Anche se i prezzi rimangono sensibilmente superiori all’offerta della grande distribuzione (impossibile competere con politiche così aggressive dei prezzi, che penalizzano i produttori ed il mercato in generale), la concorrenza sempre maggiore ha favorito un livellamento dei prezzi che, confrontato con il livello di qualità decisamente più alto, lascia chiaramente intravedere il futuro del commercio al dettaglio.
Dicevo nelle righe precedenti che il mercato della Coldiretti ha ispirato questo mio articolo: da qualche mese ho preso ad andare, il martedì pomeriggio, presso il mercato degli agricoltori alla Colonna di San Marco (SIENA). Lì trovo frutta e verdura di stagione e di qualità a prezzi adeguati, non trattata e coltivata con metodi tradizionali.
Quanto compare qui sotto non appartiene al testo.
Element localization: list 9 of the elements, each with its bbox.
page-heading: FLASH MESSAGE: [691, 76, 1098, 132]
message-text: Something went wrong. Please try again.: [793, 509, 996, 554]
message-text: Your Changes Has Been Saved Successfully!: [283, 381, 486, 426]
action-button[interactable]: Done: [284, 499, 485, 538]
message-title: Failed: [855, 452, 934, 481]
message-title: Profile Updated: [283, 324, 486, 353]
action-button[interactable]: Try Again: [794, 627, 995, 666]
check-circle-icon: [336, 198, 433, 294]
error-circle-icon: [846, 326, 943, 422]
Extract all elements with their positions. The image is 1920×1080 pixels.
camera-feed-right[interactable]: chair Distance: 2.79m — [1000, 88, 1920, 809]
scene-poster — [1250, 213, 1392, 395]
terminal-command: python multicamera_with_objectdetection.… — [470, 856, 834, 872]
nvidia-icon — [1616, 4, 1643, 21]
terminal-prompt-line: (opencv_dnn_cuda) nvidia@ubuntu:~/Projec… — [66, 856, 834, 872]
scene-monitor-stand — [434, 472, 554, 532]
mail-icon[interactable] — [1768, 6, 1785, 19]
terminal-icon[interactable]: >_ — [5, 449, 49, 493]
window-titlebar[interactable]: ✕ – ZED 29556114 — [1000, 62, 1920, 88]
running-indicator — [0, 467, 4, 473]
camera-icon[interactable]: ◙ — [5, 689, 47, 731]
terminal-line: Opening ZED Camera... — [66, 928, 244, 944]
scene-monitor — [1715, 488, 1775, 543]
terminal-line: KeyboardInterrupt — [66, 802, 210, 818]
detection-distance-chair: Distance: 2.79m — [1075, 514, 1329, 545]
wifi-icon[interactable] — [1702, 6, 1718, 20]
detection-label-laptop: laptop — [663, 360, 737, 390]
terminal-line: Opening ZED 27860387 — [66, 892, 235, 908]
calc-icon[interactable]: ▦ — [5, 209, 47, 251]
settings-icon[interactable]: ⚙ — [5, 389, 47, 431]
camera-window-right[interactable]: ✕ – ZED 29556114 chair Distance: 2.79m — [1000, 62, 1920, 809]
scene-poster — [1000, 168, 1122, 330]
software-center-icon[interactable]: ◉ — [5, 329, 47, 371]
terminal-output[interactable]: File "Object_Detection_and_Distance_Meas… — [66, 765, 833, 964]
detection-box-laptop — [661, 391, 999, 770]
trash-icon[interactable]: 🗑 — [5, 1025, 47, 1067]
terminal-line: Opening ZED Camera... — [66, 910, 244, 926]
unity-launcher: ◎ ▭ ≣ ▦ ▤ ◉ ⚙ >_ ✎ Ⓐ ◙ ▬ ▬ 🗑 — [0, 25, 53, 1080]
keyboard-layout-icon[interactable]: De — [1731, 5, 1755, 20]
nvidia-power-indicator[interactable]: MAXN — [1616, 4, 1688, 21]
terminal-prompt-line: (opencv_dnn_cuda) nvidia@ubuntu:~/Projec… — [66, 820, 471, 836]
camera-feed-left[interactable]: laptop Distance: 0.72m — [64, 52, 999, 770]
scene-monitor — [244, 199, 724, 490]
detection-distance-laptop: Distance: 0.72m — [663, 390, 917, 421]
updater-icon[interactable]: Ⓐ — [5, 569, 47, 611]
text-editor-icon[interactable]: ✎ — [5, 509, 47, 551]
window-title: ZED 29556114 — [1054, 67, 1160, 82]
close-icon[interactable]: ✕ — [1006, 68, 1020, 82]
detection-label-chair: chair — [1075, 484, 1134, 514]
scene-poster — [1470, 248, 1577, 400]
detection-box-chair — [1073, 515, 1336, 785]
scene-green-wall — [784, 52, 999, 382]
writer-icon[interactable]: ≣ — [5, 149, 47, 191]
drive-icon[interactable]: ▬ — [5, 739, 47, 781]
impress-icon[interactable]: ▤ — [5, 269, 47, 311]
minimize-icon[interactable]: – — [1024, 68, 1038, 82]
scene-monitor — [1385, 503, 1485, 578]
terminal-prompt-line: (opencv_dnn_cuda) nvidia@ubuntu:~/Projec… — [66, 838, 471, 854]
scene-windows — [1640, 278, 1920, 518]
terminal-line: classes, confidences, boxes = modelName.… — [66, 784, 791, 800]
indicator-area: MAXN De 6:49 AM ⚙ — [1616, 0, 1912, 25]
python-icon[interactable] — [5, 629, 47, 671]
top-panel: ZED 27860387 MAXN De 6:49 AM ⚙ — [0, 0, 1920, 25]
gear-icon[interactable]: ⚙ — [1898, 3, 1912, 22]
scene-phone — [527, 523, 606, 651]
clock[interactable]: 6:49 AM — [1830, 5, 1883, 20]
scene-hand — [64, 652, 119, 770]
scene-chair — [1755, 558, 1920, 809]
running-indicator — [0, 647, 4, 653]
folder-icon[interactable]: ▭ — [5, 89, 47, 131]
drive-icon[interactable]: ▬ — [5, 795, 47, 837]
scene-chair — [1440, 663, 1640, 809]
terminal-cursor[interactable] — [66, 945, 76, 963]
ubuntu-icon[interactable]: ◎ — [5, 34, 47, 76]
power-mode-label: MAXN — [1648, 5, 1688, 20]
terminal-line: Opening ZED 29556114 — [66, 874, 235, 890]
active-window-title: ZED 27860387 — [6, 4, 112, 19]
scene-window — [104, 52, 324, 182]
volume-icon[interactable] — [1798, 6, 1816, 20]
Il sapore è tutt’altra cosa rispetto alle insipide zucchine della Coop o alle “mele di plastica” del Penny, anche se può capitare di incappare in qualcosa non di proprio gradimento. Mi è così successo che prendessi, una settimana fa, dei carciofi che adoro mangiare in “pinzimonio” (per i non toscani, inzuppando la parte tenera del fiore in olio, sale e pepe): erano un po’ duri, purtroppo, e quando ieri sera la ragazza mi ha chiesto se volessi anche dei carciofi, ho risposto che “no, grazie. l’ultima volta non mi sono piaciuti molto, erano duri !“. Niente di male, per carità, cose che possono capitare e che dipendono dai gusti individuali e dai metodi di consumo (magari cotti erano buonissimi) ma sono rimasto decisamente sorpreso quando mi ha offerto, gentilmente e gratuitamente, altri tre carciofi “perchè magari sei stato sfortunato e ti sono capitati quelli più duri“. Ho apprezzato, ed accettato, l’offerta e sono rimasto piacevolmente sorpreso di quell’attenzione al cliente ormai scomparsa, soprattutto nella grande distribuzione. Ed ho anche capito che il futuro passa per la riscoperta dei valori umani fondanti delle società, come la cortesia, l’onestà ed il rispetto reciproco. E la consapevolezza che il mercato in cui ci muoviamo deve essere planetario ma con una grande attenzione al locale perché è qui che abbiamo scelto di vivere, insieme ad altre migliaia di persone.
Noi, che troppo spesso aspettiamo che il cambiamento che tutti chiediamo cada dal cielo, dovremmo iniziare a cambiare noi stessi per primi, soprattutto nelle abitudini consolidate, così da sconfiggere anche quelle grandi e potenti lobby che affossano l’economia del nostro Paese.
Una buona, e consapevole, spesa a tutti.